Programming has a very unfair reputation for being an unimaginative, mechanical discipline - but if you're a programmer you know that's not true, and also that a programmer's work can bear the imprint of the programmer's creative personality as strongly as that of any other writer.
What's more, programmers enjoy playing with and exploring language in much the same way that poets do - turning it upon itself, referring it to itself, and taking pleasure in what's revealed.
There are some notable writers, artists and musicians whose work programmers always seem to find fascinating when they encounter it. The way programmers think makes them especially ready to understand and appreciate the intersection of rules, processes and play that characterises this work.

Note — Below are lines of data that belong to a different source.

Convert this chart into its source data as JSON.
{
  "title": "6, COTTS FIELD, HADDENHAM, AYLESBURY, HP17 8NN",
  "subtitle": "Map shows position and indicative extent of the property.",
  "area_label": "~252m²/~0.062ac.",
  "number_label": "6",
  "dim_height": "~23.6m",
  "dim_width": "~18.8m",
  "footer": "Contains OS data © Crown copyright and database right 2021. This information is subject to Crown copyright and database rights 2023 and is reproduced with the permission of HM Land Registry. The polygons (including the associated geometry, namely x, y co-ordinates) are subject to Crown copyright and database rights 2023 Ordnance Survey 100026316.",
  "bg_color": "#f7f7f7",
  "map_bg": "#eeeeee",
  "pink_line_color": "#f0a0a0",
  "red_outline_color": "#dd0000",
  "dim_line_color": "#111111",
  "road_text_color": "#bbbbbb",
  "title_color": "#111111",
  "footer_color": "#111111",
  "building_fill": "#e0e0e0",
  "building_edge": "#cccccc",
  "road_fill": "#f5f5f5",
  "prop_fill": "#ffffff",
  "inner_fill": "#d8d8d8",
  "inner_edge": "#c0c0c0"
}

I'll discuss writers including Ulises Carrión and the Oulipo group, and show how what they do overlaps with what programmers do. I'll also demonstrate some Python programs I've developed that explore texts and language in the same playful way that the writers do, and invite the audience to develop this further.
An especially important construct I'm interested in is the loop, which is found in very similar ways at the heart of much programmer's play and in the work of the writers and artists I'm discussing.
In programming the loop - a tightly-repeated, often self-referential structure - is a concrete example of a concept that finds employment in the work of thinkers like Douglas Hofstadter. For Hofstadter, loops - in language, logic, processes, music, computation, art and elsewhere - are key to understanding the nature of thought and meaning.
I'll show how we can explore some of these ideas, again with the help of simple Python programs and poetry (including Ulises Carrión's almost maddening First Spanish Lesson).
Finally, I want to consider writing programs and poetry as a discipline. The discipline of the aspiring programmer in fact is not so far from that of the creative writer. Even more striking is how the hardest-to-learn lessons of successful writing are the ones that programmers learn right from the start - and why the aspiring creative writer can learn a lot from how programmers work.